When a script called for Esther Williams to leap from an 80-foot cliff in “Jupiter’s Darling,” Mr. Janes pulled on a wig, the appropriat­e swimming attire and jumped into the ocean. He did the same for Mr. McQueen, a temperamen­tal actor who liked to do his own stunt work and seemed put out when the director told him he wanted Mr. Janes to do the dirty work in a particular­ly tricky escape scene in “Wanted Dead or Alive.”

“So I ran and dove through the window, turned a complete somersault, landed on my feet, ran, hit the corner of that wooden walkway and vaulted over two horses, cleared them totally, lit on the third horse, which was Steve’s, in the saddle and grabbed it and off and around the corner.”

McQueen was so impressed with the deftness of the stunt, Mr. Janes told National Public Radio in a 2001 interview, that he agreeably deferred stunt work to Mr. Janes thereafter. The two worked together for 21 years.

Mr. Janes attended Pasadena City College and then California State University, San Luis Obispo, before joining the Marines during the Korean War. He taught math and science at a private high school in San Fernando and made the U.S. Olympic team in 1956 and again in 1964, both times competing in the pentathlon.

He was still teaching when he heard that MGM was looking for a stuntman to fill in for Williams during the cliff-jumping scene. The shot was to be filmed nearby on Catalina Island and, being an experience­d swimmer and diver, he thought it seemed like easy enough work, so he took the assignment. Within six months, he’d done stunt work on seven movies.

“The principal finally called me in and said, ‘You either teach school or work in the pictures.’ I said, ‘I’ll see you later,’” he told The Los Angeles Times in 2002.

Though his name was largely known only in the industry, he appeared — however briefly, and however violently — in “Spartacus,” the “Magnificen­t Seven,” “The Ten Commandmen­ts,” “How the West Was Won,” “It’s a Mad, Mad, Mad, Mad World,” “The Dirty Dozen,” “The Graduate,” “Planet of the Apes,” “The Poseidon Adventure,” “Back to the Future,” “To Live and Die in L.A.,” “Spider-Man,” and hundreds of movies and television shows.

He doubled for Jack Nicholson, Paul Newman, Frank Sinatra, Charles Bronson, John Wayne, Debbie Reynolds, Yul Brenner and McQueen over and over again.

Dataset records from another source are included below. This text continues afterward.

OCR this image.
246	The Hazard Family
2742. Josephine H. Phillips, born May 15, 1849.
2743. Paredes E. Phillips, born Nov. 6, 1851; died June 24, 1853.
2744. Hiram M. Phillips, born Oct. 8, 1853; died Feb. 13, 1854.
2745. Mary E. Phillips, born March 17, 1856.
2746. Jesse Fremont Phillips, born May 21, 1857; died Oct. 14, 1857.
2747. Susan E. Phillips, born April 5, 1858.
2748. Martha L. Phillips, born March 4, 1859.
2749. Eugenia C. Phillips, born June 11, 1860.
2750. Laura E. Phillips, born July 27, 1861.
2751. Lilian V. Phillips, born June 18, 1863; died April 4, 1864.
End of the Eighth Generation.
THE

The car chase scene in “Bullitt” — a jarring 10minute adrenaline rush across the streets of San Francisco — became such a classic that it spawned its own subculture, websites, Google forums on where the scenes were shot, and an overlay for Google Maps that lets motorists retrace the chase route. In 2011, the Wall Street Journal even rented a Ford Mustang — albeit not the 1968 Ford Mustang GT used in the film — and took Mr. Janes on a slow-speed reenactmen­t of the chase.

“Steve was a great driver, but he was only behind the wheel for about 10 percent of what you see on screen,” Mr. Janes confided during the re-enactment. “He drove in scenes that required closeups — but not in the ones that could kill him.”

In perhaps his easiest stunt, he was asked to play the role of Norman Chaney on the television series “L.A. Law.”

In the opening scene of the show’s first episode, Chaney is found dead, never to appear again.